The present suit was brought against Wilcox by the Eastern Oregon Land Company in the circuit court of the United States for the district of Oregon. The bill alleged that a patent having been issued to Wilcox, the Interior Department had no longer jurisdiction to give to it a patent as required by the above act of June 18th, 1874, until the patent to the defendant has been canceled and set aside. As the patent to Wilcox was therefore a cloud upon its title, the plaintiff sought a decree setting it aside, declaring the company to be the owner of the land in Wilcox's possession, and ordering the defendant to convey the land to it. The circuit court dismissed the bill. Upon appeal to the circuit court of appeals that decree was reversed, and a decree ordered to be entered in favor of the land company. Thereupon Wilcox appealed to this court.

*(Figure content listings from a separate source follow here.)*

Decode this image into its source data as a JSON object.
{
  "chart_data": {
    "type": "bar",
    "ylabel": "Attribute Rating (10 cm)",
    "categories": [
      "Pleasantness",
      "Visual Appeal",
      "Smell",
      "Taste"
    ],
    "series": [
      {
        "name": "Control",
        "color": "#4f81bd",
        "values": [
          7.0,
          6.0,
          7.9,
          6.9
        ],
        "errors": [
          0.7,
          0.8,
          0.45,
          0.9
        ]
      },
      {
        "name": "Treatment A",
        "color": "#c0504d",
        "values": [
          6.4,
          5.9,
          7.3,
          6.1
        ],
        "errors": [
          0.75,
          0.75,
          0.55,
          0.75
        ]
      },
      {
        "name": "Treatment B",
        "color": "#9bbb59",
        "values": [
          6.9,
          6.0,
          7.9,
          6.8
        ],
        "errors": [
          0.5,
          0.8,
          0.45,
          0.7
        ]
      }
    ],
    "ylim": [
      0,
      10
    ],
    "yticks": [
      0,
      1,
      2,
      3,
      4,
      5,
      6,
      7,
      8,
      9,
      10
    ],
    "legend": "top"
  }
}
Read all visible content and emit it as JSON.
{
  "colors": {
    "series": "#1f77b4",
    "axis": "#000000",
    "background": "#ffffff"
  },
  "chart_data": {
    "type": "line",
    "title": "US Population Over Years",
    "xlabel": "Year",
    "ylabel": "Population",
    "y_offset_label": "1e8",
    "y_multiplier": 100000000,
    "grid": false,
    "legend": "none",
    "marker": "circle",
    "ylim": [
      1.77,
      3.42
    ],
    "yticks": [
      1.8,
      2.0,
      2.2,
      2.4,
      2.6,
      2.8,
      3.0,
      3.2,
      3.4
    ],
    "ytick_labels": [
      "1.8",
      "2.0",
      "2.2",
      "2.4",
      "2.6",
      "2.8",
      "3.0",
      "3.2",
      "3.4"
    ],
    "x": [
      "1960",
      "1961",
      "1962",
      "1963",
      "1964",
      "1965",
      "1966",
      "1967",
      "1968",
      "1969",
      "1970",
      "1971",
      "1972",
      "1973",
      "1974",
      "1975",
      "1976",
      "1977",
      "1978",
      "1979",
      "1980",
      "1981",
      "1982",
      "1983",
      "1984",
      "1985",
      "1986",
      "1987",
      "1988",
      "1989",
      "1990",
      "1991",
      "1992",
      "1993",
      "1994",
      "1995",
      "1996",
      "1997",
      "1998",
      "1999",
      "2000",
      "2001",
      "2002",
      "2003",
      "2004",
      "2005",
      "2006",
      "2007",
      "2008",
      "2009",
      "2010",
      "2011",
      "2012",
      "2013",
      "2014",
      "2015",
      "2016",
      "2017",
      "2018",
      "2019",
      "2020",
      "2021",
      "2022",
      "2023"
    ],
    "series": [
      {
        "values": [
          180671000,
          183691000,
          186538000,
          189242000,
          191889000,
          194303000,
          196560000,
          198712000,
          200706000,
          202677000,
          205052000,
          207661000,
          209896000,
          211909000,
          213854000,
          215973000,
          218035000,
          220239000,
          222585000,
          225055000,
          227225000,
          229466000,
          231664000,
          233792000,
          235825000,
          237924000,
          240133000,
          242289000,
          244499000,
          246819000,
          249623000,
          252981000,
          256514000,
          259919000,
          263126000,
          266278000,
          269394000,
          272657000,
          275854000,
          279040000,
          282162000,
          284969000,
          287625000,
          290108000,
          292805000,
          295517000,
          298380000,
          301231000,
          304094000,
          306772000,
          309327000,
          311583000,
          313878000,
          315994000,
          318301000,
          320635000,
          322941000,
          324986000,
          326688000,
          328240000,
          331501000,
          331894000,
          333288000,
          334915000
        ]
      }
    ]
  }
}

We adjudge, as in United States v. Oregon & C. R. Co., just decided, 176 U.S. 28 , 20 Sup. Ct. Rep. 261, 44 L. ed.-, that the act of July 2d, 1864, relating to the construction of the Northern Pacific Railroad, only granted lands that were not reserved, sold, granted, or otherwise appropriated, and free from pre-emption or other claim or rights, at the time the line of that road was definitely fixed and a plat thereof filed in the office of the Commissioner of the General Land Office; that Congress had power to dispose of or appropriate, in its discretion, any lands within the exterior lines of the general route of that road by statute passed for the benefit of another company before the Northern Pacific Railroad Company filed a map of 'definite location,' and that such lands, if not otherwise identified at the date of the passage of the later act than by a plat or map of 'general [176 U.S. 51, 57] route,' were not excluded from the operation of such an act as lands previously 'reserved, sold, granted, or otherwise appropriated,' by the act of 1864.
As the lands here in dispute are embraced by the granting clause of the act of February 25th. 1867, giving lands to the state of Oregon, and are within the lines of the definite location of the Dalles Military Road as shown by its map filed in the Land Department and approved by that Department December 18th, 1869, and as the route of the Northern Pacific Railroad Company was not then and was not thereafter definitely fixed opposite the lands in dispute, they were earned and appropriated by the Military Road Company under the act of February 25th, 1867, and cannot be regarded as embraced by the act of July 2d, 1864, for the benefit of the Northern Pacific Railroad Company, which could take under its grant only such lands as had not been appropriated under the authority of Congress when its line was definitely fixed.
The conclusion is inevitable, unless it be adjudged that it was beyond the power it be Congress to appropriate for the Dalles Military Road lands within the general route, but not within any line of definite location established by the Northern Pacific railroad For the reasons stated in United States v. Oregon & C. R. Co. we cannot so adjudge.
Upon the authority of that case the decree of the Circuit Court of Appeals in this case, reversing the decree of the Circuit Court with instructions to enter a decree in favor of the plaintiff, the Eastern Oregon Land Company, is affirmed.
Mr. Justice McKenna did not participate in the decision of the case.